Pertama, Bunge yaitu pertumbuhan bunga yang harum dan khas berwarna putih pada ranting kopi. Kedua, Mutik yaitu buah Baby kopi yang telah tampak setelah penyerbukan bunga, buahnya kecil berwarna hijau. Ketiga, Ijo yaitu Baby kopi yang telah tumbuh menjadi ukuran yang lebih besar dan masih berwarna hijau, belum bisa dipanen ya. Keempat, Ilang yaitu buah hijau kopi yang telah matang dan berubah warna menjadi merah. Kelima, Gelondong yaitu buah kopi yang sudah dipetik dan masih belum diproses atau masih berkulit merah. Keenam, Gabah yaitu sebutan untuk buah kopi yang telah melalui proses penggilingan mesin, pemisahan antara kulit merah dan buah dalamnya. Ketujuh, Labu yaitu buah kopi yang telah di jemur dan juga telah di pisahkan dari kulit arinya dengan menggunakan mesin. Kedelapan, kupi besele yaitu saatnya kopi dipanggang dan merubah warnanya menjadi hitam serta mulai mengeluarkan aromanya yang khas. Kesembilan, Bubuk kupi yaitu kupi besele yang sudah dihaluskan menjadi bubuk.
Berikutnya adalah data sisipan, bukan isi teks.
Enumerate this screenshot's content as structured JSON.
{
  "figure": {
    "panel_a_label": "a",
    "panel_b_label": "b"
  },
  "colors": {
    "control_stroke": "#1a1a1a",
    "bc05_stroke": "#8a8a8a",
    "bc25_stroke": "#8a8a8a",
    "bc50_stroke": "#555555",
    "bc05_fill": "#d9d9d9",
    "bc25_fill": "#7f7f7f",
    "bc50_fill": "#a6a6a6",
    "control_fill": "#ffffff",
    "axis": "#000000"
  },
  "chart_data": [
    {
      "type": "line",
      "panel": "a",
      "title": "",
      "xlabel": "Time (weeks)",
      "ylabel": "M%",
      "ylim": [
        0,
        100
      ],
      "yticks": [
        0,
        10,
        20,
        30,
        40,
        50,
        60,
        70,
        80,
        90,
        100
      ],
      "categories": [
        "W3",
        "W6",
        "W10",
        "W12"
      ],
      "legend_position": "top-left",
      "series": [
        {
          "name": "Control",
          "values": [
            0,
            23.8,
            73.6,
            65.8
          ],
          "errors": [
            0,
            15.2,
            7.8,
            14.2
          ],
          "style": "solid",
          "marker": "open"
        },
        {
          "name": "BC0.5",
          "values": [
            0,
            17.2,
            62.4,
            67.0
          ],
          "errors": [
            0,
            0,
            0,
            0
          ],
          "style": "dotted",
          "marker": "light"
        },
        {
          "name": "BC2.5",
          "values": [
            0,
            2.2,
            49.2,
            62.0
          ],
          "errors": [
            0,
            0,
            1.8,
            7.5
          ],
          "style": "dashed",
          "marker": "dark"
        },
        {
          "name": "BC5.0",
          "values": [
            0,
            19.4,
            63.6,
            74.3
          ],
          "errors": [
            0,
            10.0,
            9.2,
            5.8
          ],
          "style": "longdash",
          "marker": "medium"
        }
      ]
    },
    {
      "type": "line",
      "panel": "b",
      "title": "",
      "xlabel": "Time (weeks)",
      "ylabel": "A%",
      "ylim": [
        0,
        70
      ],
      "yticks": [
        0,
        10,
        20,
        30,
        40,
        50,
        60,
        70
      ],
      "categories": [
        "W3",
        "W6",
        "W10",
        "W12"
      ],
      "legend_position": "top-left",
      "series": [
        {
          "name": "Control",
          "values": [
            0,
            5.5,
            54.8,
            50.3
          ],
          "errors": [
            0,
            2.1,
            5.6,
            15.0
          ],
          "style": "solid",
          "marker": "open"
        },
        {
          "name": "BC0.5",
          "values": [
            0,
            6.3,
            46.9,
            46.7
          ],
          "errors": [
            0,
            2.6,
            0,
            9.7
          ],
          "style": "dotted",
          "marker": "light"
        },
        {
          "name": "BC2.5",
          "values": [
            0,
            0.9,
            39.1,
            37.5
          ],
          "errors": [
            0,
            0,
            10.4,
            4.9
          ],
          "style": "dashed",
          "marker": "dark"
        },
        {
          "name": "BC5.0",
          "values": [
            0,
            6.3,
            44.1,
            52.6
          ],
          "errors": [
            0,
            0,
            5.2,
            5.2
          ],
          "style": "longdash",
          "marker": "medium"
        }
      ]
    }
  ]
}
Setelah melalui beberapa proses diatas, jadilah Kupi Gayo yang siap untuk diminum. Kupi Gayo tak hanya dikonsumsi oleh masyarakat Gayo, tetapi sudah merambat ke daerah-daerah lain di Indonesia bahkan Internasional. Rasa bangga dengan mata berbinar dan hati yang senang menghampiriku ketika pertama kali aku menginjaki tanah rantau, sering ku temui kedai-kedai kopi yang bertuliskan Kupi Gayo di tempat perantauan ku. O iya tak hanya itu, ketika aku berbelanja ke supermarket yang ada di Medan, tampak beberapa tulisan bermerek kupi Gayo di deretan produk-produk bubuk kopi yang ada disana. Kupi Gayo juga sudah sering tampak di stasiun televisi ternama di Indonesia dan Lagunya juga sudah ada yang dikarang oleh penyanyi keren dari Tanoh Gayo Ervan Ceh Kul.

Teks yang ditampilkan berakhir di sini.